Program code embodied on a storage medium may be transmitted using any appropriate medium, including but not limited to wireless, wireline, optical fiber cable, RF, et cetera, or any suitable combination of the foregoing.
Program code for carrying out operations may be written in any combination of one or more programming languages. The program code may execute entirely on a single device, partly on a single device, as a stand-alone software package, partly on single device and partly on another device, or entirely on the other device. In some cases, the devices may be connected through any type of connection or network, including a local area network (LAN) or a wide area network (WAN), or the connection may be made through other devices (for example, through the Internet using an Internet Service Provider), through wireless connections, e.g., near-field communication, or through a hard wire connection, such as over a USB connection.
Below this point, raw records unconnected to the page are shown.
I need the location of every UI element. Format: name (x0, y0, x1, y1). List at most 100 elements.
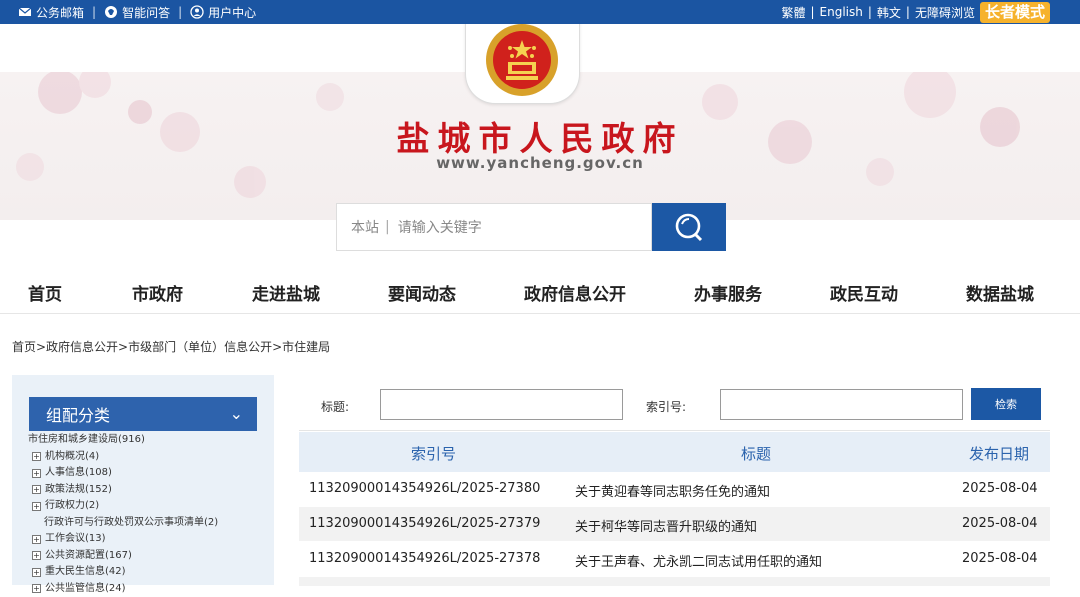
mail-link-label: 公务邮箱 (36, 4, 84, 21)
nav-about-yancheng[interactable]: 走进盐城 (252, 280, 320, 305)
separator: | (810, 5, 814, 19)
expand-icon[interactable]: + (32, 502, 41, 511)
search-input[interactable]: 本站 | 请输入关键字 (336, 203, 652, 251)
expand-icon[interactable]: + (32, 568, 41, 577)
search-icon (672, 210, 706, 244)
index-filter-input[interactable] (720, 389, 963, 420)
main-nav: 首页 市政府 走进盐城 要闻动态 政府信息公开 办事服务 政民互动 数据盐城 (0, 270, 1080, 314)
emblem-frame (465, 24, 580, 104)
filter-search-button[interactable]: 检索 (971, 388, 1041, 420)
top-bar: 公务邮箱 | 智能问答 | 用户中心 繁體 | English | 韩文 | 无… (0, 0, 1080, 24)
sidebar: 组配分类 ⌄ 市住房和城乡建设局(916) + 机构概况(4) + 人事信息(108… (12, 375, 274, 585)
expand-icon[interactable]: + (32, 551, 41, 560)
tree-item[interactable]: + 人事信息(108) (28, 465, 218, 482)
tree-item-label: 行政权力(2) (45, 498, 99, 515)
nav-news[interactable]: 要闻动态 (388, 280, 456, 305)
nav-interaction[interactable]: 政民互动 (830, 280, 898, 305)
nav-home[interactable]: 首页 (28, 280, 62, 305)
column-header-title: 标题 (741, 443, 771, 464)
nav-city-government[interactable]: 市政府 (132, 280, 183, 305)
mail-link[interactable]: 公务邮箱 (18, 4, 84, 21)
tree-item[interactable]: + 公共资源配置(167) (28, 548, 218, 565)
breadcrumb[interactable]: 首页>政府信息公开>市级部门（单位）信息公开>市住建局 (12, 338, 330, 355)
column-header-index: 索引号 (411, 443, 456, 464)
top-right-links: 繁體 | English | 韩文 | 无障碍浏览 长者模式 (781, 0, 1050, 24)
column-header-date: 发布日期 (969, 443, 1029, 464)
category-tree: 市住房和城乡建设局(916) + 机构概况(4) + 人事信息(108) + 政策法规… (28, 432, 218, 597)
top-links: 公务邮箱 | 智能问答 | 用户中心 (18, 0, 256, 24)
search-bar: 本站 | 请输入关键字 (336, 203, 726, 251)
expand-icon[interactable]: + (32, 485, 41, 494)
tree-item[interactable]: + 重大民生信息(42) (28, 564, 218, 581)
index-filter-label: 索引号: (646, 398, 686, 415)
separator: | (92, 5, 96, 19)
row-date: 2025-08-04 (962, 551, 1038, 566)
tree-item-label: 公共监管信息(24) (45, 581, 126, 597)
tree-root[interactable]: 市住房和城乡建设局(916) (28, 432, 218, 449)
qa-link[interactable]: 智能问答 (104, 4, 170, 21)
national-emblem-icon (466, 24, 579, 102)
row-date: 2025-08-04 (962, 481, 1038, 496)
row-title-link[interactable]: 关于柯华等同志晋升职级的通知 (575, 516, 757, 535)
nav-data[interactable]: 数据盐城 (966, 280, 1034, 305)
user-icon (190, 5, 204, 19)
chevron-down-icon[interactable]: ⌄ (230, 404, 243, 423)
row-date: 2025-08-04 (962, 516, 1038, 531)
tree-item-label: 机构概况(4) (45, 449, 99, 466)
expand-icon[interactable]: + (32, 452, 41, 461)
separator: | (868, 5, 872, 19)
row-title-link[interactable]: 关于黄迎春等同志职务任免的通知 (575, 481, 770, 500)
tree-item-label: 人事信息(108) (45, 465, 112, 482)
tree-item-label: 重大民生信息(42) (45, 564, 126, 581)
accessible-browse-link[interactable]: 无障碍浏览 (915, 4, 975, 21)
english-link[interactable]: English (820, 5, 863, 19)
sidebar-header[interactable]: 组配分类 ⌄ (29, 397, 257, 431)
tree-item-label: 行政许可与行政处罚双公示事项清单(2) (44, 515, 218, 532)
nav-services[interactable]: 办事服务 (694, 280, 762, 305)
header-banner: 盐城市人民政府 www.yancheng.gov.cn 本站 | 请输入关键字 (0, 24, 1080, 269)
row-title-link[interactable]: 关于王声春、尤永凯二同志试用任职的通知 (575, 551, 822, 570)
title-filter-label: 标题: (321, 398, 349, 415)
tree-item[interactable]: + 工作会议(13) (28, 531, 218, 548)
tree-item[interactable]: + 政策法规(152) (28, 482, 218, 499)
table-header: 索引号 标题 发布日期 (299, 432, 1050, 472)
tree-item[interactable]: + 机构概况(4) (28, 449, 218, 466)
row-index: 11320900014354926L/2025-27378 (309, 551, 540, 566)
table-row: 11320900014354926L/2025-27378 关于王声春、尤永凯二… (299, 542, 1050, 577)
search-divider: | (385, 219, 390, 235)
user-center-link[interactable]: 用户中心 (190, 4, 256, 21)
tree-subitem[interactable]: 行政许可与行政处罚双公示事项清单(2) (28, 515, 218, 532)
search-button[interactable] (652, 203, 726, 251)
qa-link-label: 智能问答 (122, 4, 170, 21)
tree-item[interactable]: + 行政权力(2) (28, 498, 218, 515)
expand-icon[interactable]: + (32, 469, 41, 478)
nav-info-disclosure[interactable]: 政府信息公开 (524, 280, 626, 305)
table-row: 11320900014354926L/2025-27380 关于黄迎春等同志职务… (299, 472, 1050, 507)
tree-item-label: 政策法规(152) (45, 482, 112, 499)
tree-item-label: 工作会议(13) (45, 531, 106, 548)
chat-icon (104, 5, 118, 19)
tree-item[interactable]: + 公共监管信息(24) (28, 581, 218, 597)
row-index: 11320900014354926L/2025-27380 (309, 481, 540, 496)
separator: | (178, 5, 182, 19)
search-filter: 标题: 索引号: 检索 (299, 378, 1050, 431)
korean-link[interactable]: 韩文 (877, 4, 901, 21)
expand-icon[interactable]: + (32, 535, 41, 544)
user-center-label: 用户中心 (208, 4, 256, 21)
site-title: 盐城市人民政府 (0, 112, 1080, 160)
separator: | (906, 5, 910, 19)
document-table: 索引号 标题 发布日期 11320900014354926L/2025-2738… (299, 432, 1050, 587)
table-row: 11320900014354926L/2025-27379 关于柯华等同志晋升职… (299, 507, 1050, 542)
search-scope: 本站 (351, 217, 379, 237)
tree-item-label: 公共资源配置(167) (45, 548, 132, 565)
expand-icon[interactable]: + (32, 584, 41, 593)
table-row-partial (299, 577, 1050, 587)
title-filter-input[interactable] (380, 389, 623, 420)
traditional-chinese-link[interactable]: 繁體 (781, 4, 805, 21)
sidebar-title: 组配分类 (46, 402, 110, 426)
site-url: www.yancheng.gov.cn (0, 154, 1080, 172)
search-placeholder: 请输入关键字 (398, 217, 482, 237)
row-index: 11320900014354926L/2025-27379 (309, 516, 540, 531)
mail-icon (18, 5, 32, 19)
elder-mode-button[interactable]: 长者模式 (980, 2, 1050, 23)
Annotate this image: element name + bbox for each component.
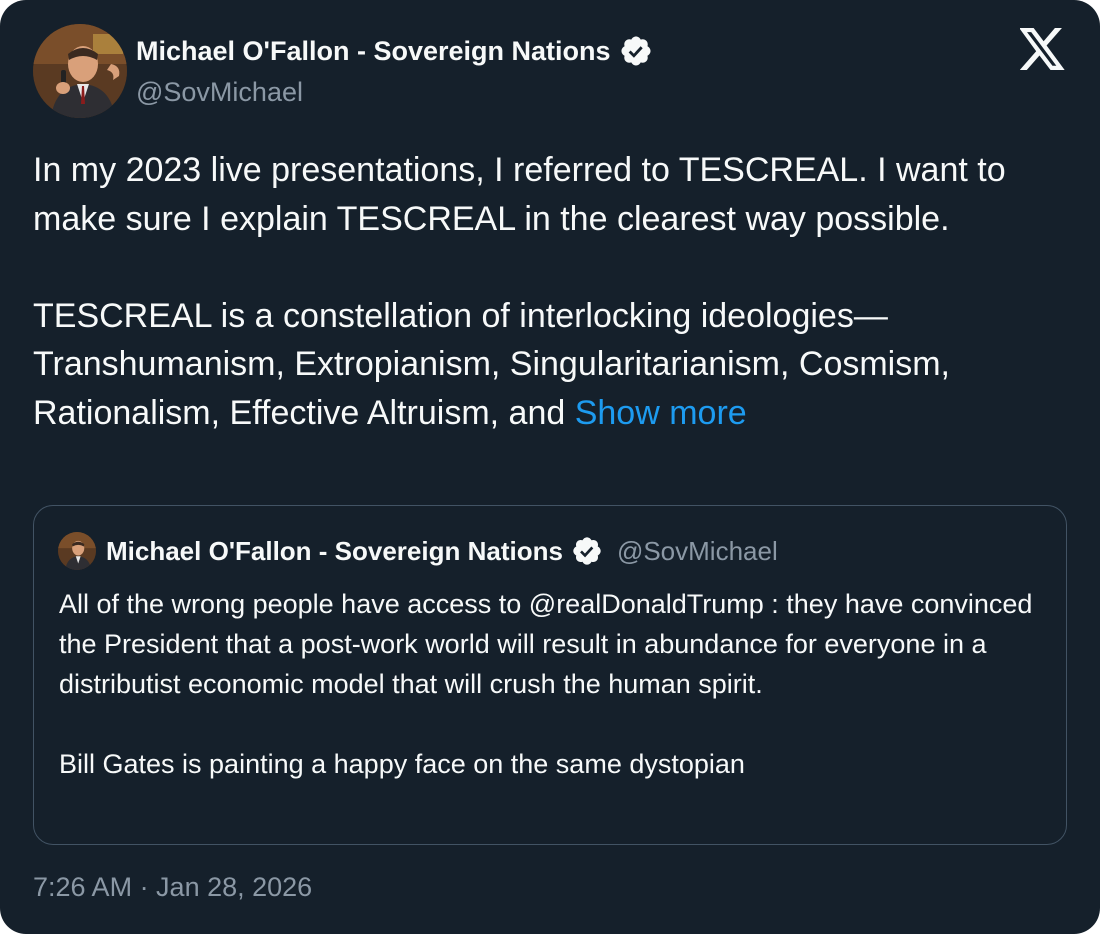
x-logo-icon[interactable] — [1019, 28, 1066, 70]
author-name-row: Michael O'Fallon - Sovereign Nations — [136, 33, 653, 69]
quoted-author-handle[interactable]: @SovMichael — [617, 536, 778, 567]
tweet-timestamp[interactable]: 7:26 AM · Jan 28, 2026 — [33, 872, 312, 903]
tweet-paragraph-2-text: TESCREAL is a constellation of interlock… — [33, 296, 951, 432]
quoted-author-name[interactable]: Michael O'Fallon - Sovereign Nations — [106, 536, 563, 567]
tweet-paragraph-2: TESCREAL is a constellation of interlock… — [33, 292, 1073, 438]
quoted-tweet[interactable]: Michael O'Fallon - Sovereign Nations @So… — [33, 505, 1067, 845]
quoted-avatar-photo — [58, 532, 96, 570]
tweet-card: Michael O'Fallon - Sovereign Nations @So… — [0, 0, 1100, 934]
quoted-paragraph-2: Bill Gates is painting a happy face on t… — [59, 749, 745, 779]
author-handle[interactable]: @SovMichael — [136, 77, 303, 108]
avatar-photo — [33, 24, 127, 118]
quoted-verified-badge-icon — [571, 535, 603, 567]
author-avatar[interactable] — [33, 24, 127, 118]
quoted-header: Michael O'Fallon - Sovereign Nations @So… — [106, 534, 778, 568]
quoted-paragraph-1: All of the wrong people have access to @… — [59, 589, 1033, 699]
show-more-link[interactable]: Show more — [575, 394, 747, 432]
author-name[interactable]: Michael O'Fallon - Sovereign Nations — [136, 36, 611, 67]
quoted-author-avatar[interactable] — [58, 532, 96, 570]
tweet-paragraph-1: In my 2023 live presentations, I referre… — [33, 151, 1006, 238]
tweet-text: In my 2023 live presentations, I referre… — [33, 146, 1073, 437]
verified-badge-icon — [619, 34, 653, 68]
quoted-tweet-text: All of the wrong people have access to @… — [59, 584, 1049, 784]
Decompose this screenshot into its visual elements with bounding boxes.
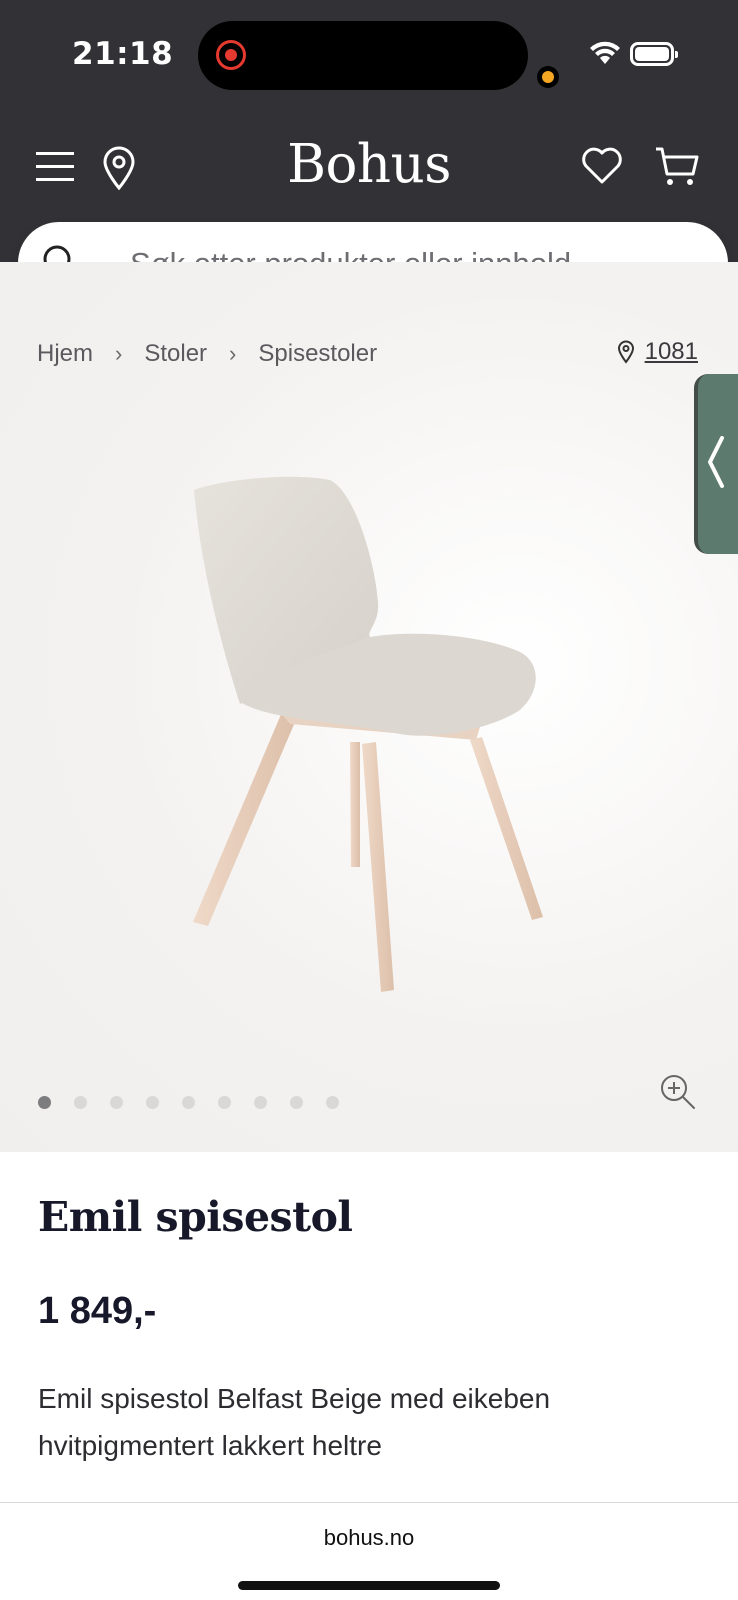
cart-icon[interactable] (654, 146, 700, 188)
url-text[interactable]: bohus.no (0, 1525, 738, 1551)
gallery-dot[interactable] (74, 1096, 87, 1109)
chevron-right-icon: › (115, 341, 123, 366)
location-pin-icon (617, 340, 634, 364)
gallery-dot[interactable] (218, 1096, 231, 1109)
gallery-dot[interactable] (254, 1096, 267, 1109)
gallery-pagination[interactable] (38, 1096, 339, 1109)
home-indicator[interactable] (238, 1581, 500, 1590)
chevron-left-icon (708, 436, 724, 488)
breadcrumb: Hjem › Stoler › Spisestoler (37, 340, 377, 368)
product-title: Emil spisestol (38, 1193, 353, 1241)
product-description: Emil spisestol Belfast Beige med eikeben… (38, 1383, 551, 1461)
screen-recording-icon (216, 40, 246, 70)
gallery-dot[interactable] (110, 1096, 123, 1109)
heart-icon[interactable] (581, 147, 623, 185)
zoom-in-icon[interactable] (660, 1074, 696, 1110)
breadcrumb-item-spisestoler[interactable]: Spisestoler (258, 340, 377, 368)
gallery-dot[interactable] (38, 1096, 51, 1109)
side-drawer-tab[interactable] (694, 374, 738, 554)
wifi-icon (590, 41, 620, 64)
breadcrumb-item-stoler[interactable]: Stoler (144, 340, 207, 368)
gallery-dot[interactable] (290, 1096, 303, 1109)
battery-icon (630, 42, 678, 66)
store-selector[interactable]: 1081 (617, 338, 698, 366)
camera-indicator-icon (537, 66, 559, 88)
breadcrumb-item-home[interactable]: Hjem (37, 340, 93, 368)
product-gallery[interactable]: Hjem › Stoler › Spisestoler 1081 (0, 262, 738, 1152)
browser-url-bar[interactable]: bohus.no (0, 1502, 738, 1600)
product-image[interactable] (180, 472, 560, 1012)
dynamic-island (198, 21, 559, 90)
status-time: 21:18 (72, 36, 174, 72)
gallery-dot[interactable] (182, 1096, 195, 1109)
gallery-dot[interactable] (146, 1096, 159, 1109)
chevron-right-icon: › (229, 341, 237, 366)
product-price: 1 849,- (38, 1290, 157, 1332)
bohus-logo[interactable]: Bohus (0, 134, 738, 195)
gallery-dot[interactable] (326, 1096, 339, 1109)
store-code[interactable]: 1081 (645, 338, 698, 366)
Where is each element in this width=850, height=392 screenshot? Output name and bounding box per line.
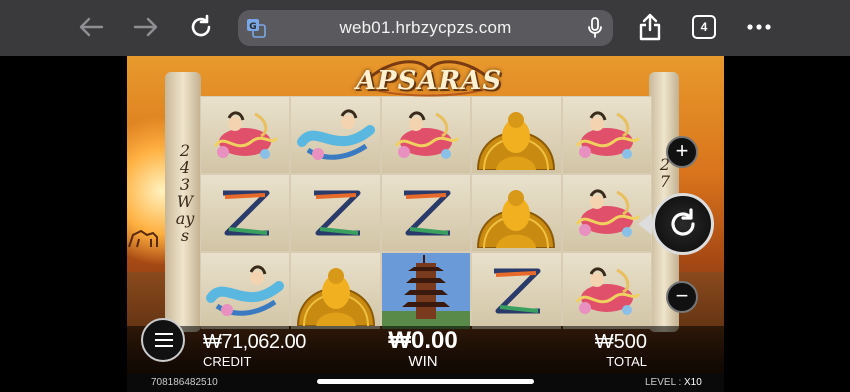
ways-label: 243 Ways xyxy=(175,141,195,245)
share-icon[interactable] xyxy=(635,12,665,42)
slot-game: 243 Ways 27 APSARAS + − ₩71,062.00 CREDI… xyxy=(127,56,724,392)
reel-3 xyxy=(381,97,471,329)
spin-icon xyxy=(671,208,695,236)
apsara-2-icon xyxy=(201,253,290,329)
z-symbol-icon xyxy=(381,175,471,251)
browser-toolbar: G web01.hrbzycpzs.com 4 xyxy=(0,0,850,56)
apsara-icon xyxy=(201,97,290,173)
buddha-icon xyxy=(472,97,561,173)
reel-4 xyxy=(472,97,561,329)
z-symbol-icon xyxy=(472,253,561,329)
address-bar[interactable]: G web01.hrbzycpzs.com xyxy=(238,10,613,46)
total-bet-label: TOTAL xyxy=(606,354,647,369)
bet-increase-button[interactable]: + xyxy=(666,136,698,168)
apsara-2-icon xyxy=(291,97,380,173)
back-arrow-icon[interactable] xyxy=(76,12,106,42)
more-options-icon[interactable] xyxy=(744,12,774,42)
apsara-icon xyxy=(562,97,651,173)
credit-label: CREDIT xyxy=(203,354,252,369)
buddha-icon xyxy=(472,175,561,251)
microphone-icon[interactable] xyxy=(587,17,603,39)
z-symbol-icon xyxy=(291,175,380,251)
menu-icon xyxy=(155,333,173,335)
menu-icon-line xyxy=(155,345,173,347)
home-indicator xyxy=(317,379,534,384)
spin-pointer-icon xyxy=(638,213,652,235)
pagoda-icon xyxy=(381,253,471,329)
level-value: X10 xyxy=(684,377,702,388)
screen: G web01.hrbzycpzs.com 4 243 Ways 27 APSA… xyxy=(0,0,850,392)
apsara-icon xyxy=(381,97,471,173)
level-label: LEVEL : xyxy=(645,377,682,388)
spin-button[interactable] xyxy=(652,193,714,255)
menu-icon-line xyxy=(155,339,173,341)
session-id: 708186482510 xyxy=(151,377,218,388)
bet-decrease-button[interactable]: − xyxy=(666,281,698,313)
apsara-icon xyxy=(562,253,651,329)
menu-button[interactable] xyxy=(141,318,185,362)
reel-grid xyxy=(200,96,652,329)
reel-2 xyxy=(291,97,380,329)
win-value: ₩0.00 xyxy=(388,327,458,354)
z-symbol-icon xyxy=(201,175,290,251)
forward-arrow-icon[interactable] xyxy=(131,12,161,42)
reel-1 xyxy=(201,97,290,329)
win-label: WIN xyxy=(408,353,438,370)
tabs-button[interactable]: 4 xyxy=(692,15,716,39)
credit-value: ₩71,062.00 xyxy=(203,331,306,353)
game-logo: APSARAS xyxy=(355,58,503,102)
buddha-icon xyxy=(291,253,380,329)
url-text[interactable]: web01.hrbzycpzs.com xyxy=(238,18,613,38)
logo-text: APSARAS xyxy=(355,66,503,96)
reload-icon[interactable] xyxy=(186,12,216,42)
total-bet-value: ₩500 xyxy=(594,331,647,353)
Example embodiments are described herein with reference to the figures, which illustrate example methods, devices and program products according to various example embodiments. It will be understood that the actions and functionality may be implemented at least in part by program instructions. These program instructions may be provided to a processor of a device, a special purpose information handling device, or other programmable data processing device to produce a machine, such that the instructions, which execute via a processor of the device implement the functions/acts specified.
It is worth noting that while specific blocks are used in the figures, and a particular ordering of blocks has been illustrated, these are non-limiting examples. In certain contexts, two or more blocks may be combined, a block may be split into two or more blocks, or certain blocks may be re-ordered or re-organized as appropriate, as the explicit illustrated examples are used only for descriptive purposes and are not to be construed as limiting.
As used herein, the singular “a” and “an” may be construed as including the plural “one or more” unless clearly indicated otherwise.
This disclosure has been presented for purposes of illustration and description but is not intended to be exhaustive or limiting. Many modifications and variations will be apparent to those of ordinary skill in the art. The example embodiments were chosen and described in order to explain principles and practical application, and to enable others of ordinary skill in the art to understand the disclosure for various embodiments with various modifications as are suited to the particular use contemplated.
Thus, although illustrative example embodiments have been described herein with reference to the accompanying figures, it is to be understood that this description is not limiting and that various other changes and modifications may be affected therein by one skilled in the art without departing from the scope or spirit of the disclosure.